Примеры использования клеточной линии mel Bgf
Пример 1. Культивирование клеточной линии mel Bgf. Опухолевую ткань, полученную хирургическим путем, разделяли механически на фрагменты величиной 2-3 мм3 в среде RPMI-1640, затем, используя «Cell dissociation sievetissue kit» (Sigma), получали суспензию клеток. Количество жизнеспособных клеток определяли по стандартной методике в камере Горяева, используя 0,5% раствор трипанового синего в PBS. В культуральные флаконы объемом 25 см2 в 5 мл среды засевали 1×10 6 клеток. Температура культивирования 37°С. Клетки культивировали в среде RPMI 1640, содержащей 10% телячьей эмбриональной сыворотки, 2 мМ L-глутамина, 1% HEPES, пенициллин (100 ед/мл), стрептомицин (100 мкг/мл) и комплекс аминокислот и витаминов (Flow Lab.) в культуральных флаконах (Costar). После 15 пассажа получена стабильно растущая клеточная линия.
Пример 2. Определение антигенов, экспрессированных на клеточной линии mel Bgf. Полученная клеточная линия mel Bgf, обладающая стабильными культуральными и морфологическими характеристиками, с помощью методов иммунофлюоресценции, иммуногистохимии, ПЦР анализа была исследована на экспрессируемые антигены (дифференцировочные и гистосовместимости).
Дифференцировочные меланомные маркеры, определяющие отношение данной линии к меланоме, исследованы с помощью моноклональных антител CD63, НМВ45, MelanA, Tyrosinaza, HMW. Антигены гистосовместимости определены с помощью моноклональных антител в реакции иммунофлюоресценции. Раково-тестикулярный маркер-МАGЕ-3, который может быть экспрессирован на опухолях различного гистогенеза, исследован в реакции ПЦР.

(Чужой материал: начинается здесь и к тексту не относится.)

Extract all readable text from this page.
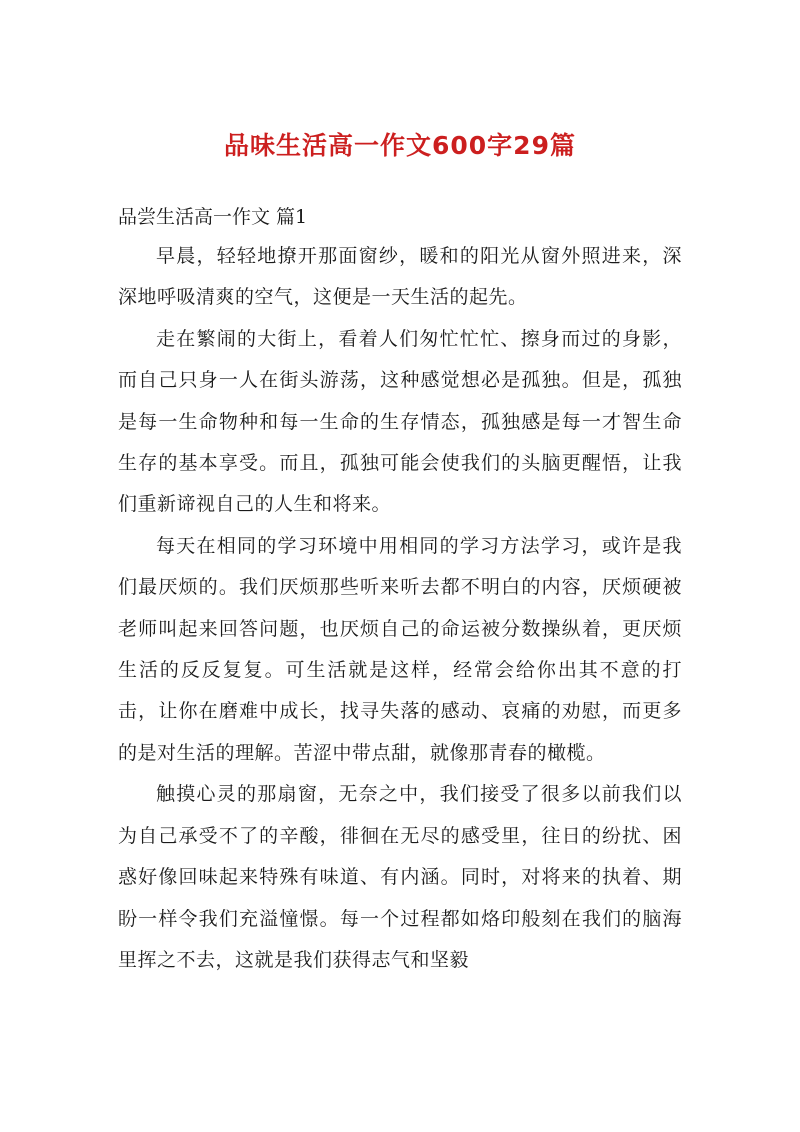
品味生活高一作文600字29篇
品尝生活高一作文 篇1

早晨，轻轻地撩开那面窗纱，暖和的阳光从窗外照进来，深深地呼吸清爽的空气，这便是一天生活的起先。

走在繁闹的大街上，看着人们匆忙忙忙、擦身而过的身影，而自己只身一人在街头游荡，这种感觉想必是孤独。但是，孤独是每一生命物种和每一生命的生存情态，孤独感是每一才智生命生存的基本享受。而且，孤独可能会使我们的头脑更醒悟，让我们重新谛视自己的人生和将来。

每天在相同的学习环境中用相同的学习方法学习，或许是我们最厌烦的。我们厌烦那些听来听去都不明白的内容，厌烦硬被老师叫起来回答问题，也厌烦自己的命运被分数操纵着，更厌烦生活的反反复复。可生活就是这样，经常会给你出其不意的打击，让你在磨难中成长，找寻失落的感动、哀痛的劝慰，而更多的是对生活的理解。苦涩中带点甜，就像那青春的橄榄。

触摸心灵的那扇窗，无奈之中，我们接受了很多以前我们以为自己承受不了的辛酸，徘徊在无尽的感受里，往日的纷扰、困惑好像回味起来特殊有味道、有内涵。同时，对将来的执着、期盼一样令我们充溢憧憬。每一个过程都如烙印般刻在我们的脑海里挥之不去，这就是我们获得志气和坚毅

Полученные данные отражены в таблице.
Таблица Экспрессия антигенов на клеточной линии mel Bgf | |||||
Дифференцировочные Антигены | Раково-тестикулярные Антигены | Антигены гистосовместимости | |||
CD63 | положит | MAGE-3 | сл. положит | HLA (I класс) | положит |
НМВ45 | отр | HLA-DR (II класс) | отр | ||
MelanA | отр | ||||
Tyrosinaza | отр | ||||
HMW | положит |
Как следует из таблицы, данная клеточная линия характеризуется экспрессией меланомных маркеров: CD63, HMW, подчеркивающих специфичность данной клеточной линии. Положительная экспрессия раково-тестикулярного маркера MAGE-3 соответствует онкологическому профилю и позволяет широко использовать данную линию для создания противоопухолевой вакцины. Антигены гистосовместимости представлены молекулой первого класса (HLA).

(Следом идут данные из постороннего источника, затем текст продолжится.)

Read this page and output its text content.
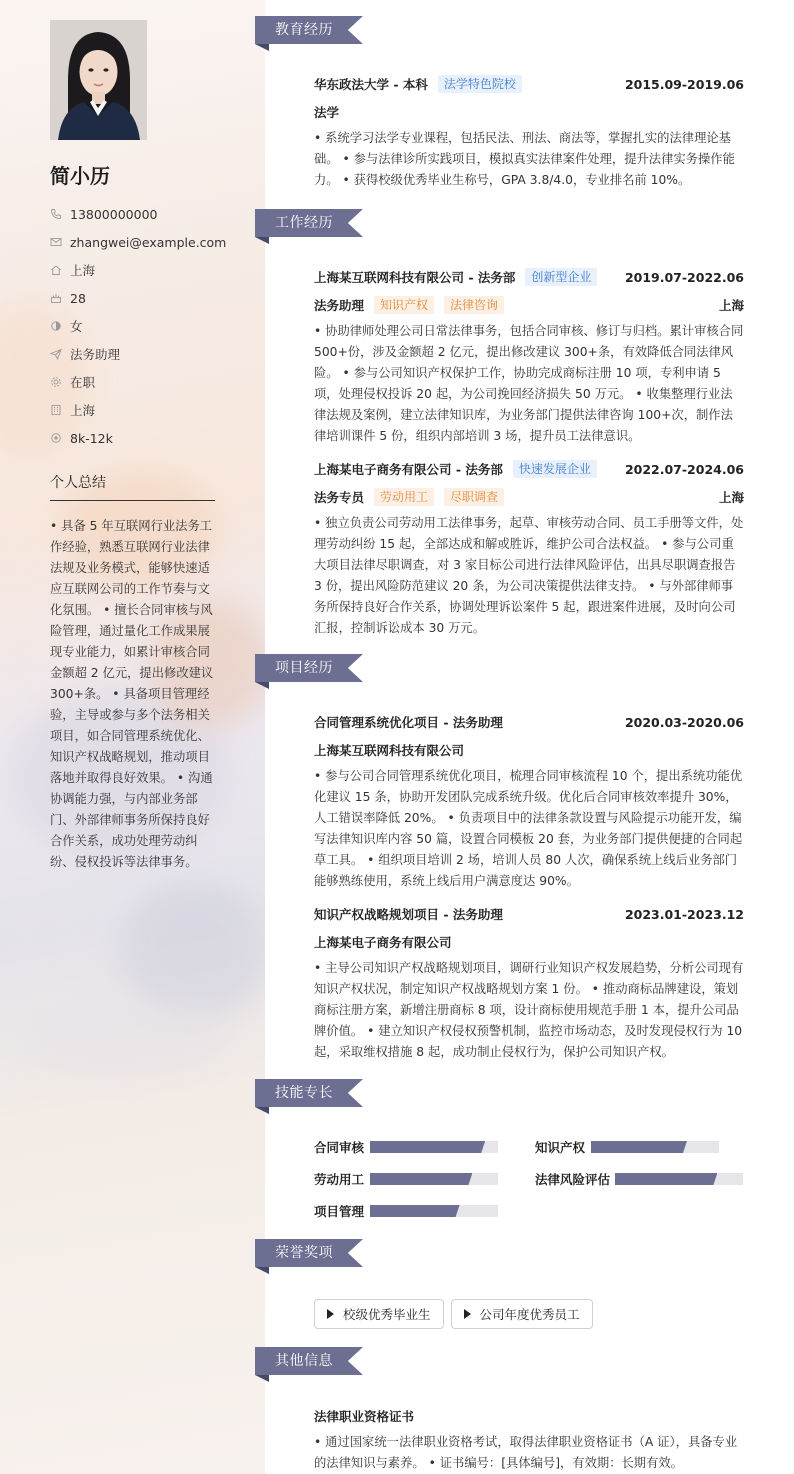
简小历
13800000000
zhangwei@example.com
上海
28
女
法务助理
在职
上海
8k-12k
个人总结
• 具备 5 年互联网行业法务工作经验，熟悉互联网行业法律法规及业务模式，能够快速适应互联网公司的工作节奏与文化氛围。 • 擅长合同审核与风险管理，通过量化工作成果展现专业能力，如累计审核合同金额超 2 亿元，提出修改建议 300+条。 • 具备项目管理经验，主导或参与多个法务相关项目，如合同管理系统优化、知识产权战略规划，推动项目落地并取得良好效果。 • 沟通协调能力强，与内部业务部门、外部律师事务所保持良好合作关系，成功处理劳动纠纷、侵权投诉等法律事务。
教育经历
华东政法大学 - 本科	法学特色院校	2015.09-2019.06
法学
• 系统学习法学专业课程，包括民法、刑法、商法等，掌握扎实的法律理论基础。 • 参与法律诊所实践项目，模拟真实法律案件处理，提升法律实务操作能力。 • 获得校级优秀毕业生称号，GPA 3.8/4.0，专业排名前 10%。
工作经历
上海某互联网科技有限公司 - 法务部	创新型企业	2019.07-2022.06
法务助理	知识产权	法律咨询	上海
• 协助律师处理公司日常法律事务，包括合同审核、修订与归档。累计审核合同 500+份，涉及金额超 2 亿元，提出修改建议 300+条，有效降低合同法律风险。 • 参与公司知识产权保护工作，协助完成商标注册 10 项，专利申请 5 项，处理侵权投诉 20 起，为公司挽回经济损失 50 万元。 • 收集整理行业法律法规及案例，建立法律知识库，为业务部门提供法律咨询 100+次，制作法律培训课件 5 份，组织内部培训 3 场，提升员工法律意识。
上海某电子商务有限公司 - 法务部	快速发展企业	2022.07-2024.06
法务专员	劳动用工	尽职调查	上海
• 独立负责公司劳动用工法律事务，起草、审核劳动合同、员工手册等文件，处理劳动纠纷 15 起，全部达成和解或胜诉，维护公司合法权益。 • 参与公司重大项目法律尽职调查，对 3 家目标公司进行法律风险评估，出具尽职调查报告 3 份，提出风险防范建议 20 条，为公司决策提供法律支持。 • 与外部律师事务所保持良好合作关系，协调处理诉讼案件 5 起，跟进案件进展，及时向公司汇报，控制诉讼成本 30 万元。
项目经历
合同管理系统优化项目 - 法务助理	2020.03-2020.06
上海某互联网科技有限公司
• 参与公司合同管理系统优化项目，梳理合同审核流程 10 个，提出系统功能优化建议 15 条，协助开发团队完成系统升级。优化后合同审核效率提升 30%，人工错误率降低 20%。 • 负责项目中的法律条款设置与风险提示功能开发，编写法律知识库内容 50 篇，设置合同模板 20 套，为业务部门提供便捷的合同起草工具。 • 组织项目培训 2 场，培训人员 80 人次，确保系统上线后业务部门能够熟练使用，系统上线后用户满意度达 90%。
知识产权战略规划项目 - 法务助理	2023.01-2023.12
上海某电子商务有限公司
• 主导公司知识产权战略规划项目，调研行业知识产权发展趋势，分析公司现有知识产权状况，制定知识产权战略规划方案 1 份。 • 推动商标品牌建设，策划商标注册方案，新增注册商标 8 项，设计商标使用规范手册 1 本，提升公司品牌价值。 • 建立知识产权侵权预警机制，监控市场动态，及时发现侵权行为 10 起，采取维权措施 8 起，成功制止侵权行为，保护公司知识产权。
技能专长
合同审核	知识产权
劳动用工	法律风险评估
项目管理
荣誉奖项
校级优秀毕业生	公司年度优秀员工
其他信息
法律职业资格证书
• 通过国家统一法律职业资格考试，取得法律职业资格证书（A 证），具备专业的法律知识与素养。 • 证书编号：[具体编号]，有效期：长期有效。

Таким образом, данная клеточная линия меланомы кожи человека mel Bgf имеет свой индивидуальный фенотип опухолевых маркеров, заключающийся в наличии дифференцировочных антигенов HMW, CD63; раково-тестикулярного - (MAGE-3) и отсутствии антигенов MelanA, HMB45, Tyrosinaza, а также наличии антигена гистосовместимости первого класса, что позволяет применять полученную клеточную линию для создания противоопухолевых вакцин (цельноклеточных, генно-инженерных), используемых для лечения меланомы и других злокачественных новообразований.
Список литературы
1. Barker C.F. et al. Immunologically privileged sites. ADV. Immunol. 1977; 25:1-54.
2. Tomita Y. et al. Immunohistochemical detection of intracellular adhesion molecule-1 (ICAM-1) and major histocompatibility complex class I antigens in seminoma J. Urol. 1993; 149: 659-663.
3. Morton DL et al. Ann N Y Acad Sci 1993; 690:120.
4. Sondak V.K., Sosman J.A. Results of clinical trials with an allogenic melanoma tumor cell lysate vaccine: Melacine/ Semin cancer Biol. 2003. Dec.13(6):409-15.